Gup*_*pta 12 algorithm optimization knapsack-problem constraint-programming
假设有n个项目,例如i 1,i 2,...... i n,它们中的每一个都具有已知的有界权重w 1,w 2,... w n.还有一组m背包,例如k 1,k 2和k m.背包是同质的,它们都具有相同的容量W.功能F可以确定每个背包的得分.F的输入是每个背包中的项目.所以,
Score of each knapsack i = F(Items in knapsack i)
现在我想把一些物品放在背包里,这样:
是否存在针对此问题的多项式时间解决方案?
注意:问题是0-1,即每个项目都可以选择.所有问题参数都是有界的.
编辑1:是不是可以减少这个问题来装箱,然后得出结论,这是一个NP难问题?
编辑2在此问题中,每个项目都有三个属性,例如属性a i,b i和c i.F函数是一个线性函数,它获取其中项目的属性并生成输出.

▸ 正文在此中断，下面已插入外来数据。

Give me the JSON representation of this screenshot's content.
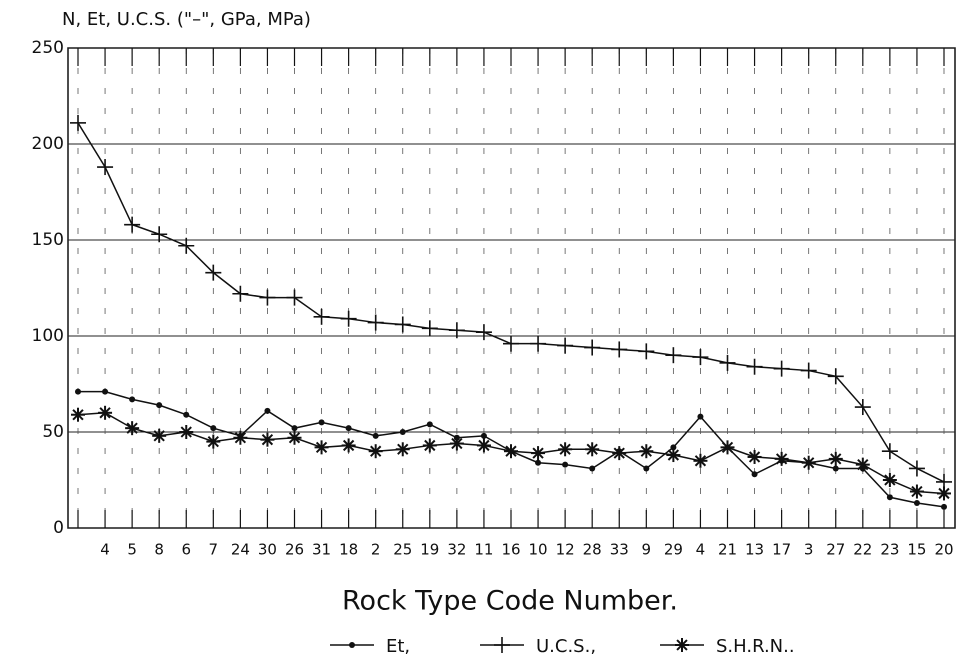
{
  "chart_data": {
    "type": "line",
    "title": "N, Et, U.C.S. (\"–\", GPa, MPa)",
    "x_label": "Rock Type Code Number.",
    "categories": [
      null,
      "4",
      "5",
      "8",
      "6",
      "7",
      "24",
      "30",
      "26",
      "31",
      "18",
      "2",
      "25",
      "19",
      "32",
      "11",
      "16",
      "10",
      "12",
      "28",
      "33",
      "9",
      "29",
      "4",
      "21",
      "13",
      "17",
      "3",
      "27",
      "22",
      "23",
      "15",
      "20"
    ],
    "series": [
      {
        "name": "Et,",
        "color": "#111111",
        "marker": "dot",
        "values": [
          71,
          71,
          67,
          64,
          59,
          52,
          48,
          61,
          52,
          55,
          52,
          48,
          50,
          54,
          47,
          48,
          40,
          34,
          33,
          31,
          40,
          31,
          42,
          58,
          42,
          28,
          35,
          34,
          31,
          31,
          16,
          13,
          11
        ]
      },
      {
        "name": "U.C.S.,",
        "color": "#111111",
        "marker": "plus",
        "values": [
          211,
          188,
          158,
          153,
          147,
          133,
          122,
          120,
          120,
          110,
          109,
          107,
          106,
          104,
          103,
          102,
          96,
          96,
          95,
          94,
          93,
          92,
          90,
          89,
          86,
          84,
          83,
          82,
          79,
          63,
          40,
          31,
          24
        ]
      },
      {
        "name": "S.H.R.N..",
        "color": "#111111",
        "marker": "star",
        "values": [
          59,
          60,
          52,
          48,
          50,
          45,
          47,
          46,
          47,
          42,
          43,
          40,
          41,
          43,
          44,
          43,
          40,
          39,
          41,
          41,
          39,
          40,
          38,
          35,
          42,
          37,
          36,
          34,
          36,
          33,
          25,
          19,
          18
        ]
      }
    ],
    "ylim": [
      0,
      250
    ],
    "yticks": [
      0,
      50,
      100,
      150,
      200,
      250
    ],
    "grid": true
  }
}
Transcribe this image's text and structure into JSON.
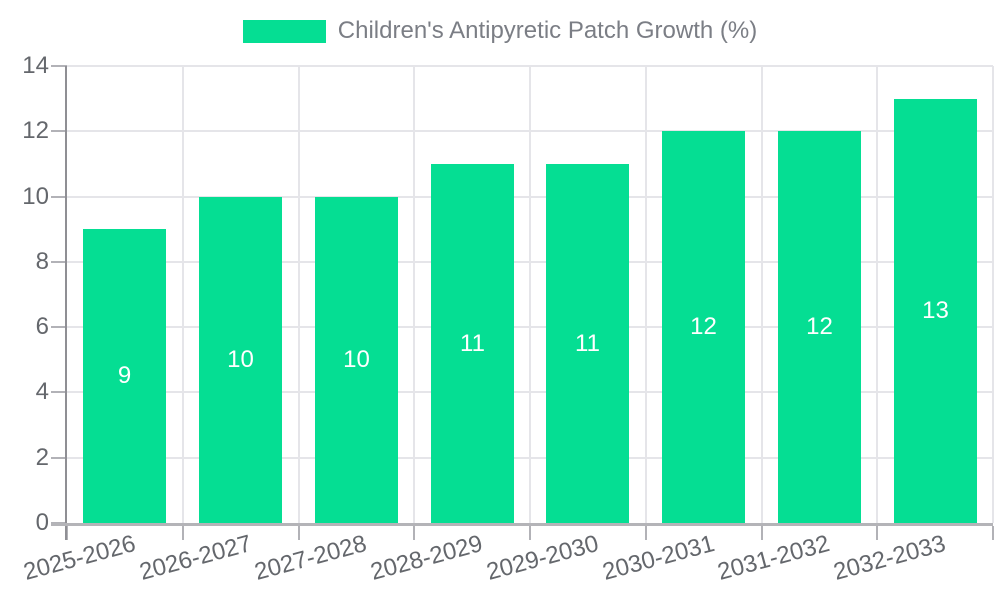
{
  "legend": {
    "items": [
      {
        "label": "Children's Antipyretic Patch Growth (%)",
        "swatch_color": "#05DE93"
      }
    ],
    "position": "top-center"
  },
  "chart_data": {
    "type": "bar",
    "title": "Children's Antipyretic Patch Growth (%)",
    "categories": [
      "2025-2026",
      "2026-2027",
      "2027-2028",
      "2028-2029",
      "2029-2030",
      "2030-2031",
      "2031-2032",
      "2032-2033"
    ],
    "values": [
      9,
      10,
      10,
      11,
      11,
      12,
      12,
      13
    ],
    "series_name": "Children's Antipyretic Patch Growth (%)",
    "value_labels_position": "inside",
    "xlabel": "",
    "ylabel": "",
    "ylim": [
      0,
      14
    ],
    "ytick_step": 2,
    "yticks": [
      0,
      2,
      4,
      6,
      8,
      10,
      12,
      14
    ],
    "grid": true,
    "x_label_rotation_deg": -15,
    "legend_position": "top-center",
    "colors": {
      "bar": "#05DE93",
      "value_label": "#ffffff",
      "grid_line": "#e5e5e9",
      "y_axis_line": "#8f8f94",
      "x_axis_line": "#b4b4b8",
      "tick_mark": "#b2b2b7",
      "axis_label": "#64676c",
      "legend_text": "#7b7e85"
    }
  }
}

编辑3:本文似乎为多背包问题提出了一个精确的解决方案.可以用在我的情况下吗?
这个怎么样?
给定 Haskell 中 0-1 背包问题的标准动态解,可在此处找到,
inv = [("map",9,150), ("compass",13,35), ("water",153,200), ("sandwich",50,160),
("glucose",15,60), ("tin",68,45), ("banana",27,60), ("apple",39,40),
("cheese",23,30), ("beer",52,10), ("cream",11,70), ("camera",32,30),
("tshirt",24,15), ("trousers",48,10), ("umbrella",73,40),
("trousers",42,70), ("overclothes",43,75), ("notecase",22,80),
("sunglasses",7,20), ("towel",18,12), ("socks",4,50), ("book",30,10)]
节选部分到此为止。